About Liskeard  |  Weather


Liskeard is a large country town noteworthy for its cattle fairs, held on the second Monday in each month. Though Liskeard is not a holiday resort, many motorists and others passing through are tempted by its attractive appearance to interrupt their journey; and the town is the centre for several interesting short excursions. Five miles to the north is Caradon Hill (1,213 ft.) the site of the formerly prolific South Caradon copper mine and of the far-famed Cheese-wring and the Hurlers. Near Liskeard also are two of the best known of the Cornish Holy Wells—St. Keyne and St. Cleer. The latter stands well up on the Cornish moors. 

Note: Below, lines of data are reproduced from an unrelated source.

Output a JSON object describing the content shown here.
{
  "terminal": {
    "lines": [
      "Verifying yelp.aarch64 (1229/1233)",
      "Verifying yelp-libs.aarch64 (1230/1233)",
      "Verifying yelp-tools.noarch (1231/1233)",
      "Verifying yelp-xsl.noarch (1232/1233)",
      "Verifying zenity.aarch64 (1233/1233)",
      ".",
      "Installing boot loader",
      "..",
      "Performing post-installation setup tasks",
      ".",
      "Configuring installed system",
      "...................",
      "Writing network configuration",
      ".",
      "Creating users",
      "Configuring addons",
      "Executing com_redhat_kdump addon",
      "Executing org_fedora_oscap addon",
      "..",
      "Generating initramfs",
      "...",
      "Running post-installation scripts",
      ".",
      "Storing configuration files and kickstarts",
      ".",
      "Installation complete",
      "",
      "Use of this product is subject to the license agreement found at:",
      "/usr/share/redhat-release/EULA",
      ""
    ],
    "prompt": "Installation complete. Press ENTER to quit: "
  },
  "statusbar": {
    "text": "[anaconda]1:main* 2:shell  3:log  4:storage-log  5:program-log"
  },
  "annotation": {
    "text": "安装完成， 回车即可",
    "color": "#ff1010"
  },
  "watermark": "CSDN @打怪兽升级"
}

A comparison between these moors and Dartmoor may cause a smile, but there is a good deal of similarity, and the bracing crispness of Caradon air deserves to be as highly esteemed as that of Princetown. Liskeard itself is several hundred feet above sea-level, and is noted for its bracing air. From the Castle Park (475 ft. high) extensive views may be obtained.

The Church (open daily) is very fine and the second largest in the county. The granite tower, 85 feet in height, was completed in 1903. There are eight bells, dating from 1735 to 1819. The pulpit, a good piece of carving, bears the date 1636. 

Liskeard flourished as a result of its mineral wealth (tin, copper and granite). It was one of the five original Stannary towns. The copper ore came from the Caradon mines and the granite from the Cheese-wring quarry. Last century a canal linked Liskeard with Looe on the coast, but by 1859 the railway had taken over. This line is still open.